We believe our approach is different from most of what you'd find in corporate life for one very simple reason: in business a 49 percent market share means you're rich. In campaigns it means you're through. In our business there is only absolute victory and abject defeat—and both your victories and your defeats are played out on the front page of newspapers. That kind of zero-sum game, with those kinds of stakes, sharpens your approach.

Will political lessons translate to your corporate culture, your life, your work, your country? You'll have to judge for yourself. But we think so, and here's why: Having run campaigns on three continents and in too many states to mention, we recognize how very different each unique set of circumstances is. So we've tried to focus these rules on the eternal verities, on the stuff that works anywhere.

And that itself is a lesson: Focus on the big picture. When James went to Israel to help get Ehud Barak elected prime minister, he joked that after months of research he'd concluded that the election was going to be decided by one factor: the all-important Jewish vote. But behind that joke was a larger truth: It really didn't matter so much whether the Sabbath was on a Saturday or a Sunday; the same principles apply. Speed, a culture of aggressive action, openness, empowering people, rapid response—all work across all borders.

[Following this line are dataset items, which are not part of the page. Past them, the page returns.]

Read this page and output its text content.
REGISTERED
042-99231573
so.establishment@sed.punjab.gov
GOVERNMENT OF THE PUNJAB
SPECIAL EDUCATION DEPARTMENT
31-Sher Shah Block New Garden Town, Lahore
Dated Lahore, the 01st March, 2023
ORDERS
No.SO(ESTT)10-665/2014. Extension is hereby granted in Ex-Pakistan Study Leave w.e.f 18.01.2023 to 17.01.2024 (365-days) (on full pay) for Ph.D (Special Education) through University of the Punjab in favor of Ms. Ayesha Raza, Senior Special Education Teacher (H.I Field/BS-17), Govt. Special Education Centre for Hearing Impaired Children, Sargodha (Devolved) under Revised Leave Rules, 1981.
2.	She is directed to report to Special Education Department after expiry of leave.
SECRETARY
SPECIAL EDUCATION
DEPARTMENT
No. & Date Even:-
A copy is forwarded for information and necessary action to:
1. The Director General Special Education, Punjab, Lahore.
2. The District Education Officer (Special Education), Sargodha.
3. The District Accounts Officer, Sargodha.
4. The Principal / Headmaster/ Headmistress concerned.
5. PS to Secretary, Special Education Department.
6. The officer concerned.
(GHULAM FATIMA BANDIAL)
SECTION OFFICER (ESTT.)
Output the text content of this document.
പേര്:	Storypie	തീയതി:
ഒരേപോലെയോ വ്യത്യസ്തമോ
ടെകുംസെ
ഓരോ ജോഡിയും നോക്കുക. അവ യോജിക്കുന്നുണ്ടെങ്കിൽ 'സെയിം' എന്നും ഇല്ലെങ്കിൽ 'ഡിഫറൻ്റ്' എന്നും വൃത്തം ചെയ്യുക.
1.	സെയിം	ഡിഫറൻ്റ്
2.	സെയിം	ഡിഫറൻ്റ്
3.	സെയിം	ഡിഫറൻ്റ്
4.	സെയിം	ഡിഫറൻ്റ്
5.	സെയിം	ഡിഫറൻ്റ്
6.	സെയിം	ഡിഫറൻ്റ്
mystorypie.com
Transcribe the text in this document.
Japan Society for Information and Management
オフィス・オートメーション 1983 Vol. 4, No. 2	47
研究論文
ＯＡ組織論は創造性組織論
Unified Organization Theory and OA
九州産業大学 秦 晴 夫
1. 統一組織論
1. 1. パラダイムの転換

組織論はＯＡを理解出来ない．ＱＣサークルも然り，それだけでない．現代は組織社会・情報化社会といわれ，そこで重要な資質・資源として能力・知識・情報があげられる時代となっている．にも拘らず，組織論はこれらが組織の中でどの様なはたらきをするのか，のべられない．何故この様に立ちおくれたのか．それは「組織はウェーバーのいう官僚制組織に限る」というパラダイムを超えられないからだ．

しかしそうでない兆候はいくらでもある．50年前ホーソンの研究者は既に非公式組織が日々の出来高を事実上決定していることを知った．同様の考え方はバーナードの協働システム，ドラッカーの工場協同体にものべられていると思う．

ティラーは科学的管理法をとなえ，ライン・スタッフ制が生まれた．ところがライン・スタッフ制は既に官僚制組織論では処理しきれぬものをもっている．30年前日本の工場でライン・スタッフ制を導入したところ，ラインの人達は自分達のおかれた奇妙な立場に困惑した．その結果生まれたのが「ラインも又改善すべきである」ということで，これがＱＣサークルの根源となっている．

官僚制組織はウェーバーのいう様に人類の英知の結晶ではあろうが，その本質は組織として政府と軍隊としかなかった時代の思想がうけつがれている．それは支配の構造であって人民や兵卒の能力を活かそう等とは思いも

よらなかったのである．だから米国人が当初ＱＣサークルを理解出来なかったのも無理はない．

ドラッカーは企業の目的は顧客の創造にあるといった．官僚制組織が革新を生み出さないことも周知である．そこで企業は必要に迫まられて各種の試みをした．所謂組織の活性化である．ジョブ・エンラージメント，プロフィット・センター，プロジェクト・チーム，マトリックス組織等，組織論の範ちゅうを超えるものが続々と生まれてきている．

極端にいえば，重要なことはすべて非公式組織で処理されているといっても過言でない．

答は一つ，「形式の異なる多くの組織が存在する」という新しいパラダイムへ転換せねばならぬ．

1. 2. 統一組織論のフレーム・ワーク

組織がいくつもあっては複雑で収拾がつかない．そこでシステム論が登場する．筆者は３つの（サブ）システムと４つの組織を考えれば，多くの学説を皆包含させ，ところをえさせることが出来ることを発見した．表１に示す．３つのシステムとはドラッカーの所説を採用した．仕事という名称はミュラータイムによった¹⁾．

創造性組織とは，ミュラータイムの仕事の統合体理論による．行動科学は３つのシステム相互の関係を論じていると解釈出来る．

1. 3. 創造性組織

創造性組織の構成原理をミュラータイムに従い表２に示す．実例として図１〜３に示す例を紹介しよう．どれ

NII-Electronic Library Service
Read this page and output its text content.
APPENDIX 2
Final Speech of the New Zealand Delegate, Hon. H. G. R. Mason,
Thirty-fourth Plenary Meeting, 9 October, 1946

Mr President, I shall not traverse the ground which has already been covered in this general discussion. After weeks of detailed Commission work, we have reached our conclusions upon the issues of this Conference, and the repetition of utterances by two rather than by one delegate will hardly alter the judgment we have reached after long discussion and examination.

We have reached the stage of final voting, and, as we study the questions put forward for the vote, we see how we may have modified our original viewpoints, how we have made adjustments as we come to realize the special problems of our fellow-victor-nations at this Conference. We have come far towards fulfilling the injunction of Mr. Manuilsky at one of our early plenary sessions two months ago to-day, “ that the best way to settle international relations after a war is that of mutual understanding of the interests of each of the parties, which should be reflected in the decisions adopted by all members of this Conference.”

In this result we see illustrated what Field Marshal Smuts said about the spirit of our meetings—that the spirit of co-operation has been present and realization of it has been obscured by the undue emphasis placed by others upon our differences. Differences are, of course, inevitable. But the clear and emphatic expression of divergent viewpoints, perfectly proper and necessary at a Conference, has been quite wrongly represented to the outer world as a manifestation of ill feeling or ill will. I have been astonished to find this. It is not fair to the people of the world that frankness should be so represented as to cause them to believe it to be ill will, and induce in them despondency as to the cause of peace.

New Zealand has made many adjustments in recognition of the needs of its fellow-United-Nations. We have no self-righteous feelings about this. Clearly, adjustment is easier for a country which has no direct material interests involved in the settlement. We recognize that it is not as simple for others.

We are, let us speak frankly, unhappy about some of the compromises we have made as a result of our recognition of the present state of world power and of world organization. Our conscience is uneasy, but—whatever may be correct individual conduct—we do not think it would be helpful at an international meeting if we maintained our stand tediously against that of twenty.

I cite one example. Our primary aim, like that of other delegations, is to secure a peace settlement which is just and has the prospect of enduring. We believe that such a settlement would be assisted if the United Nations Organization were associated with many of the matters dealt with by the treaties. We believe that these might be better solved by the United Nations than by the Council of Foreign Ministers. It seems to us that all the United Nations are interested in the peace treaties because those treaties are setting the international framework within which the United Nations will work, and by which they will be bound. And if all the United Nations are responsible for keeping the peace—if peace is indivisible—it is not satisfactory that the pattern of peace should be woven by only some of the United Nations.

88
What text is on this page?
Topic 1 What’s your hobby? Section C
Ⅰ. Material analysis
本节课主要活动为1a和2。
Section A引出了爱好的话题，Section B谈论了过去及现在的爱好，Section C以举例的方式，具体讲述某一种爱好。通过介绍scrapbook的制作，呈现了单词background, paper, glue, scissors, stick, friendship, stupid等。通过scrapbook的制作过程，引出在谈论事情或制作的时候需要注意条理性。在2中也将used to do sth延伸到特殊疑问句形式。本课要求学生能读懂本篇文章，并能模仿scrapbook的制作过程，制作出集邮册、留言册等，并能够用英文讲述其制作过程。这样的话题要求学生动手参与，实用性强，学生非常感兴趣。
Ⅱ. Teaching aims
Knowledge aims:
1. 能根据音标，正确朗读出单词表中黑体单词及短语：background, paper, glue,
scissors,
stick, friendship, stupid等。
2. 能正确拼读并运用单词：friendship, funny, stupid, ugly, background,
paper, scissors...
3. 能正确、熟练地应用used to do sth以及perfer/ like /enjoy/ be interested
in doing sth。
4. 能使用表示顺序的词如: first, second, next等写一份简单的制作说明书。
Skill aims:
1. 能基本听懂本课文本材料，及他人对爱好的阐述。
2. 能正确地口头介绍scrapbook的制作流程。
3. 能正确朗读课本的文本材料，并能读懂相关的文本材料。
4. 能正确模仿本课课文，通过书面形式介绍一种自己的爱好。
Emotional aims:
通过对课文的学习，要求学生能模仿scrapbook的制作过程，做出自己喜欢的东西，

And if the audience you're trying to reach is smaller than the one hundred million voters we spend our time trying to reach, we believe these lessons are even more important because your target audience is even more sophisticated, even more interested, even more up-to-the-minute. You should take note of the differences between our world and yours, but do not become enmeshed in them. The principles apply. The precise method of how you apply them is just one more test of your talent and creativity and flexibility.

The bottom line is that if you're faster, smarter and more aggressive than the other guy (or gal), you're going to win more often than not. The purpose of this book is to make you faster, smarter and more aggressive.

We aren't attempting to rewrite Machiavelli or Sun-tzu; no one will be studying this book five hundred years from now. But we do hope that we can give you practical, applicable strategies that will help you close a deal, land an account, get a raise, earn a promotion, win an election. And, most of all, beat your competition.